You're a city slicker, ain't ya?

Before baling wire, hay bales were bound with twine. Farmers couldn't just leave it lying about because it got caught in cattle hooves and farm machinery, or the cows ate it and got sick. Some farmers burned their twine remnants at season's end.

Stoeber saved his. Just as the sign at the ball reads: Thrift, patience, success.

He brought the ball to town during a celebration of Kansas' centennial in 1961.

Stoeber gave it to the town, and in turn Cawker City has turned the ever-expanding sphere into an internationally known tourist attraction, a staple of guidebooks and a media darling that's drawn much attention lately from the likes of Newsweek and People magazines.

The ball is always open for viewing and people have visited at odd hours, according to comments in a guest book tucked in a mailbox at the site.

"It was the coolest thing I ever saw," Zach wrote. "We drove from Grand Island, Neb., at 11 p.m., just to see the giant ball of twine."

Last summer a Dallas family noted that they come every summer to photograph their children in front of the ball, kind of a roadside growth chart.

The ball grows, too, thanks to the town's annual Twine-a-thon every August. On that day, anyone who wants to can add twine to the ball.

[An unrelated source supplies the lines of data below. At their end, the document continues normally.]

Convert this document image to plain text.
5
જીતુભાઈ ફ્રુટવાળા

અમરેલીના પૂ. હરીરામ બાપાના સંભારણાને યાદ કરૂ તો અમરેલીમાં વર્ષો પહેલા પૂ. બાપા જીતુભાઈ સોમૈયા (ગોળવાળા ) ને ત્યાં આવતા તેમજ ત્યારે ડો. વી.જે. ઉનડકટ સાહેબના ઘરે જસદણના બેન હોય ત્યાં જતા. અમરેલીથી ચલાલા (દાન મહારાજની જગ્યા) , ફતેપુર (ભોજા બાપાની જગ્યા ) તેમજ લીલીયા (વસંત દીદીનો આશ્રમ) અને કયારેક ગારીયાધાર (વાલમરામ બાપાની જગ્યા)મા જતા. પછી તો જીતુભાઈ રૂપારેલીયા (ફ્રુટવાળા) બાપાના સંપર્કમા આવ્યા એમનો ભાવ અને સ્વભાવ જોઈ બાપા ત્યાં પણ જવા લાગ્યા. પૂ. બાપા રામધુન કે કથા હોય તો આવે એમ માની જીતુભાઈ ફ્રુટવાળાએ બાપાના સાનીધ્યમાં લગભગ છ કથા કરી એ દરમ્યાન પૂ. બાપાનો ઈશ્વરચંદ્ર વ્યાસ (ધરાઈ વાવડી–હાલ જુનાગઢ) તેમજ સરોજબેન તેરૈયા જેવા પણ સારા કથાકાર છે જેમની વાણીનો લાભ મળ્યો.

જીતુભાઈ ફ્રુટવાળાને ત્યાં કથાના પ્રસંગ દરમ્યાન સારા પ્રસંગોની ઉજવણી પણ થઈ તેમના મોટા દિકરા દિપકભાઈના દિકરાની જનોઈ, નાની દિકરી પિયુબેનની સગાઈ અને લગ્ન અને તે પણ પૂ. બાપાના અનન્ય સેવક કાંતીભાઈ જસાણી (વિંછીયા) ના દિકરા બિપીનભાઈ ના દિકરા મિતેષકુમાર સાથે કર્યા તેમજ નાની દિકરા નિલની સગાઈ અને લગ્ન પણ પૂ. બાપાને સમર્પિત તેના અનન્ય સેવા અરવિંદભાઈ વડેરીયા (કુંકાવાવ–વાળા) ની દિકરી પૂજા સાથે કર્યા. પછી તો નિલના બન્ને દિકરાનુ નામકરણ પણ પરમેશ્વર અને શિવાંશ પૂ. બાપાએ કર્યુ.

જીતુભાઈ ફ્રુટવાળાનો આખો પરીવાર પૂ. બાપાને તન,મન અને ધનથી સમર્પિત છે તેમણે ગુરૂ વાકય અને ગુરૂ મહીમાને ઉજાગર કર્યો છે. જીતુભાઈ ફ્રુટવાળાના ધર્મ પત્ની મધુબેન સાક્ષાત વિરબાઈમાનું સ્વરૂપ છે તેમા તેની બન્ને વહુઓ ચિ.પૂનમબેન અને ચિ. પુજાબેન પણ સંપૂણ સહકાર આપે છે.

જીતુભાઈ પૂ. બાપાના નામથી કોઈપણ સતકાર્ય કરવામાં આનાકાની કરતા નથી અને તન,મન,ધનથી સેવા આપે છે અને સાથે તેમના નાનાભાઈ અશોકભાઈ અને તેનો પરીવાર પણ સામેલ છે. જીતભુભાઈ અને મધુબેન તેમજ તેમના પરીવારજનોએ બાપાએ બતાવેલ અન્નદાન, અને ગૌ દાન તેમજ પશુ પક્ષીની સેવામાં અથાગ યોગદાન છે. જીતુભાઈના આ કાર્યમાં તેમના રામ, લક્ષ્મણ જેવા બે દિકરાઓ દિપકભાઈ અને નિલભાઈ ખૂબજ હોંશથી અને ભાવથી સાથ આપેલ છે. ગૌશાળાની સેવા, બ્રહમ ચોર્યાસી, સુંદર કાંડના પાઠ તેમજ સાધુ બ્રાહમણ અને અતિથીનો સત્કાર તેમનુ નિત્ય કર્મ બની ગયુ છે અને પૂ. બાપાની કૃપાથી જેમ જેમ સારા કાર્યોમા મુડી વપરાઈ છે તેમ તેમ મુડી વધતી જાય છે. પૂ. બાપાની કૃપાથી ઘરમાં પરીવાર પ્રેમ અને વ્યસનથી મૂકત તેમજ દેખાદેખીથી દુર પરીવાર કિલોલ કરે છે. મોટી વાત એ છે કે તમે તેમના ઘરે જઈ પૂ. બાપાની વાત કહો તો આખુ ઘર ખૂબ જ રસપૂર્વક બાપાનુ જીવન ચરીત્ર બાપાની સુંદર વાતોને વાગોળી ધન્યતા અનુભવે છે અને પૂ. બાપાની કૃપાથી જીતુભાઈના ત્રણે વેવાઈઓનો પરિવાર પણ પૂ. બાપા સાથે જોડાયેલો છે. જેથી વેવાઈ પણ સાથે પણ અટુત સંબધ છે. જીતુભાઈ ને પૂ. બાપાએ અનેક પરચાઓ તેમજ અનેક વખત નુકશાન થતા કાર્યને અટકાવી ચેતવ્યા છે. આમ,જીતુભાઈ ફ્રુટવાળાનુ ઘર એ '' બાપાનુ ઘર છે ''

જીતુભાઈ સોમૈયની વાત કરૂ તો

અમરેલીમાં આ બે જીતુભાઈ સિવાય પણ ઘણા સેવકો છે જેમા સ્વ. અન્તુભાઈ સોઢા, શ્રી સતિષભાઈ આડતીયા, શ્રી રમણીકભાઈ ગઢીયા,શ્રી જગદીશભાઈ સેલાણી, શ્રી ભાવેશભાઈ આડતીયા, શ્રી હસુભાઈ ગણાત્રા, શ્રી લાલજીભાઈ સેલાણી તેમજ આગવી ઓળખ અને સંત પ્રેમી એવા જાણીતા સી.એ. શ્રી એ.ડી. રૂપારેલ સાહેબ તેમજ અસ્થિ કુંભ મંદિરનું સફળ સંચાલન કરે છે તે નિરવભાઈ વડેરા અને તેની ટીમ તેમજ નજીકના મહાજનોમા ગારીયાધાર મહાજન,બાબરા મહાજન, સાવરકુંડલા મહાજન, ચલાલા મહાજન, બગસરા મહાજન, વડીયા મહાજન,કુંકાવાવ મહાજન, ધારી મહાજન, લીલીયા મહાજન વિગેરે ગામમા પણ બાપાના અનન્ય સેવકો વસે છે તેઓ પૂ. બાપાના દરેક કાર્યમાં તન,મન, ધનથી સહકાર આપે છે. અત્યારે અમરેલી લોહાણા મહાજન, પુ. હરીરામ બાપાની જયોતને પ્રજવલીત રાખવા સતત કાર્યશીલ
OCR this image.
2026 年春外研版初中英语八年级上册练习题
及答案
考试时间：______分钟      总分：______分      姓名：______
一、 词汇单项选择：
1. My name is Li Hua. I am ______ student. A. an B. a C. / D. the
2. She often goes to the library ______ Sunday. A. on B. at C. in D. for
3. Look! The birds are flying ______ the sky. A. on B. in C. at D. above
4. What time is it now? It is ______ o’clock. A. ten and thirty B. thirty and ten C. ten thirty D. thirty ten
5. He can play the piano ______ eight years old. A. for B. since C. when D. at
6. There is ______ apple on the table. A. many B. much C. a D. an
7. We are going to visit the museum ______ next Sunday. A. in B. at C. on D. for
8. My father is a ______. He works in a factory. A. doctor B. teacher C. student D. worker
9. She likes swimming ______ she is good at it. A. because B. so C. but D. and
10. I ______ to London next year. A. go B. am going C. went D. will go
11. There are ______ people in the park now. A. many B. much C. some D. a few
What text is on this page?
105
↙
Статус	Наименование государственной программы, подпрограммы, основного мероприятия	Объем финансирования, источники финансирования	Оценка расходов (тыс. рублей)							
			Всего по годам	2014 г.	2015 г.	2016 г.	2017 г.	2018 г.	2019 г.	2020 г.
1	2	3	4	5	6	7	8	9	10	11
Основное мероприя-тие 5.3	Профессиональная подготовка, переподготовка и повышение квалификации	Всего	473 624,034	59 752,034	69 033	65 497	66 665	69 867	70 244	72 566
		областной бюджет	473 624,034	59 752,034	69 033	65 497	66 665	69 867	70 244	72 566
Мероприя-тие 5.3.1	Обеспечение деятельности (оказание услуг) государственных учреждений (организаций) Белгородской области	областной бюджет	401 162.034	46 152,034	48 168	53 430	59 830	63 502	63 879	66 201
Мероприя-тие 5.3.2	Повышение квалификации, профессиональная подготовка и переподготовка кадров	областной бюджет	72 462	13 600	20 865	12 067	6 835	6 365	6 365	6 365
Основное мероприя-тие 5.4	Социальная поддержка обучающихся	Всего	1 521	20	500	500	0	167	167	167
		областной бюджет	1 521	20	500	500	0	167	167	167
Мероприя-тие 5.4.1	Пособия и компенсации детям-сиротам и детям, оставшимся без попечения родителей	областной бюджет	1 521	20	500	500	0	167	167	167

Olson moved to Cawker City from Concordia more than a year ago when her husband became pastor of the United Methodist churches in Cawker City and nearby Glen Elder. Olson, who earned an art education degree from Kansas State University, left behind a job teaching elementary school art.

In Cawker City she opened a studio and gallery in an old blacksmith's building downtown. The white walls are decorated with her paintings, mixed-media collages and colorful bowls crafted from papier-mâché.

Her painting of Frank Lloyd Wright's famous Falling Water house in Pennsylvania sits unfinished on an easel. A boulder in the stream below looks suspiciously like a brown ball of twine.

When Olson was asked to think of ways to bring people to town, she and her tourism committee — Linda Clover, the ball's caretaker, and businesswoman Lottie Herod — decided to play up everything positive about the town.

That meant the big ball.

The idea of re-creating masterpieces came one day while Olson sat outside her studio. "I think the good Lord just popped that idea in my head," she says.

She thought a community art project might be a leap of faith for the residents of a small town, but so far the effort has been financed by private donations; Olson, too, has contributed her hours.

She didn't create her paintings to woo art critics. "I'm just trying to paint them so that they are somewhat recognizable, so that tourists driving through town can say, 'Oh yeah, that is the Mona Lisa.' They're not perfect in any way," she says.

She knew better than to display a completely nude David, so she added the twine ball to cover "anything that I felt the good Lord might want me to hide."

The artist in her balked at the censorship. But the minister's wife in her caved in. And David came down.

"I miss David," says Joni Frasier, owner of the Cut Above salon, where David resided until he was banished. In his place Olson put up a painting of the Statue of Liberty, holding a ball of twine. "People would laugh and honk and point," Frasier recalls. "There was a bit of humor with it."

And that, in the end, is exactly the point. People are having a ball in Cawker City.